“I think he’s just too mean for anything,” she said to Ruth, querulously, when the older girl came home from market.

“Who is mean?” Ruth returned absently.

“Neale. To go off and never say a word to us. I am offended.”

Had Agnes’ mind not been so strongly set upon the subject of Neale O’Neil’s defection she would surely have noticed how Ruth’s hands trembled and how her face flushed and paled by turns.

“Never mind about Neale O’Neil,” the older sister said, rather impatiently for her.

“Well, I just do mind!” Agnes declared. “He has no business to have secrets from us. Aren’t we his best friends?”

“Perhaps he doesn’t consider us such,” said Ruth, who would have been amused by her sister’s seriousness at another time. “There’s Joe Eldred. Perhaps he knows where Neale has gone.”

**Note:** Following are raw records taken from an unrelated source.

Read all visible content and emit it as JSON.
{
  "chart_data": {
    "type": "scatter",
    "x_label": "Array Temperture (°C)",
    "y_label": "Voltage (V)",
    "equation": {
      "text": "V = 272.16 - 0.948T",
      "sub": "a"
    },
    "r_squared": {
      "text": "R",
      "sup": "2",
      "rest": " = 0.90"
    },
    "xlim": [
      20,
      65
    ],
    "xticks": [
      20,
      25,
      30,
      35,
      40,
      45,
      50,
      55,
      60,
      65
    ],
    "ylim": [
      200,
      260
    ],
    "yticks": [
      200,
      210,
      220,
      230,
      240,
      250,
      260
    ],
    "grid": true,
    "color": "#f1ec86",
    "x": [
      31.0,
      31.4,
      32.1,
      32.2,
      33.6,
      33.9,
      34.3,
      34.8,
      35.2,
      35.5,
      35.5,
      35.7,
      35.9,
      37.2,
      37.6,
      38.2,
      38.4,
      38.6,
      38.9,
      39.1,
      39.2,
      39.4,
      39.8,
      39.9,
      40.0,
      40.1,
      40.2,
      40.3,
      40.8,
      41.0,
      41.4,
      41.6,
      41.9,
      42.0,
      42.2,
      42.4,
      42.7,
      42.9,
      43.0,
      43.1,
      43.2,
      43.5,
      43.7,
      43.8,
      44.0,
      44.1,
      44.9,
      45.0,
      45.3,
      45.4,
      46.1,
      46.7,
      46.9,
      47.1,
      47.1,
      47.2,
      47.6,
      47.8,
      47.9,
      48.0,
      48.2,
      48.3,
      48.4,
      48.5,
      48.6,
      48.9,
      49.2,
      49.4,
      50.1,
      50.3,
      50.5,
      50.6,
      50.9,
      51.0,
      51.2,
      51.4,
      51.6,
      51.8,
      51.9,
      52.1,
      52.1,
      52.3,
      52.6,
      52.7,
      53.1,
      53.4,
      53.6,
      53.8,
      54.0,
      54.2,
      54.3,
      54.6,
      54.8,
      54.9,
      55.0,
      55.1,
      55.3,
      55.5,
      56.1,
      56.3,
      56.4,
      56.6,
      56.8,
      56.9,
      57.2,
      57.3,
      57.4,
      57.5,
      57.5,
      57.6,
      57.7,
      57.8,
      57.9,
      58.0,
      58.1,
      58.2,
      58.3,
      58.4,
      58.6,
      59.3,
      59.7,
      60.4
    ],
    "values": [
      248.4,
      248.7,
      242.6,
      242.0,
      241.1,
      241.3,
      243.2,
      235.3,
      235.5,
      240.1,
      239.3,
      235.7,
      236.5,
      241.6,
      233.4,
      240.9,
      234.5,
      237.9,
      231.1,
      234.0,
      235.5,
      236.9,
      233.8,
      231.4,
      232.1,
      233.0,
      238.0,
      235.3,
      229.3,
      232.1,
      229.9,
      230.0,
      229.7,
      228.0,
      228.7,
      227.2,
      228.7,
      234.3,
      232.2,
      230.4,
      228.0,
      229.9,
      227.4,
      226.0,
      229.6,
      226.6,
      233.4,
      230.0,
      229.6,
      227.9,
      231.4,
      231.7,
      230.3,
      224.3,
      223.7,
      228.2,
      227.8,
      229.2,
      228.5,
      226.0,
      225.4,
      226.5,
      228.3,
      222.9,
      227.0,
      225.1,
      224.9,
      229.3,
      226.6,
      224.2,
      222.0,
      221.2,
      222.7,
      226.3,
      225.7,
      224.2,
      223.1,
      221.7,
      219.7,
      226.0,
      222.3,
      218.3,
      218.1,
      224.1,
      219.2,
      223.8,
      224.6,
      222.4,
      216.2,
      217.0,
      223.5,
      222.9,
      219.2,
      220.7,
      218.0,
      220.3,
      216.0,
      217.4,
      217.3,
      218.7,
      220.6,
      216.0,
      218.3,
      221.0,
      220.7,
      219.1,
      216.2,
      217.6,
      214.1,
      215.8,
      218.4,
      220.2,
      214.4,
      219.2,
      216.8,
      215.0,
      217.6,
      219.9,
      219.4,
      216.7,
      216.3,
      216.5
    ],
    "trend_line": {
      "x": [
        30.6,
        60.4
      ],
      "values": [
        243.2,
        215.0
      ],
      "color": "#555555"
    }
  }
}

“Joe Eldred!” cried Agnes. “If I thought Neale had taken a mere boy into his confidence and hadn’t told me, I’d never speak to him again! At least,” she temporized, knowing her own failing, “I never would forgive him!”

“Never mind worrying about Neale,” Ruth said again. “Come into the sitting room. I want to show you something.”

Agnes followed her rather grumpily. To her mind there was nothing just then so important as Neale O’Neil’s absence and the mystery thereof.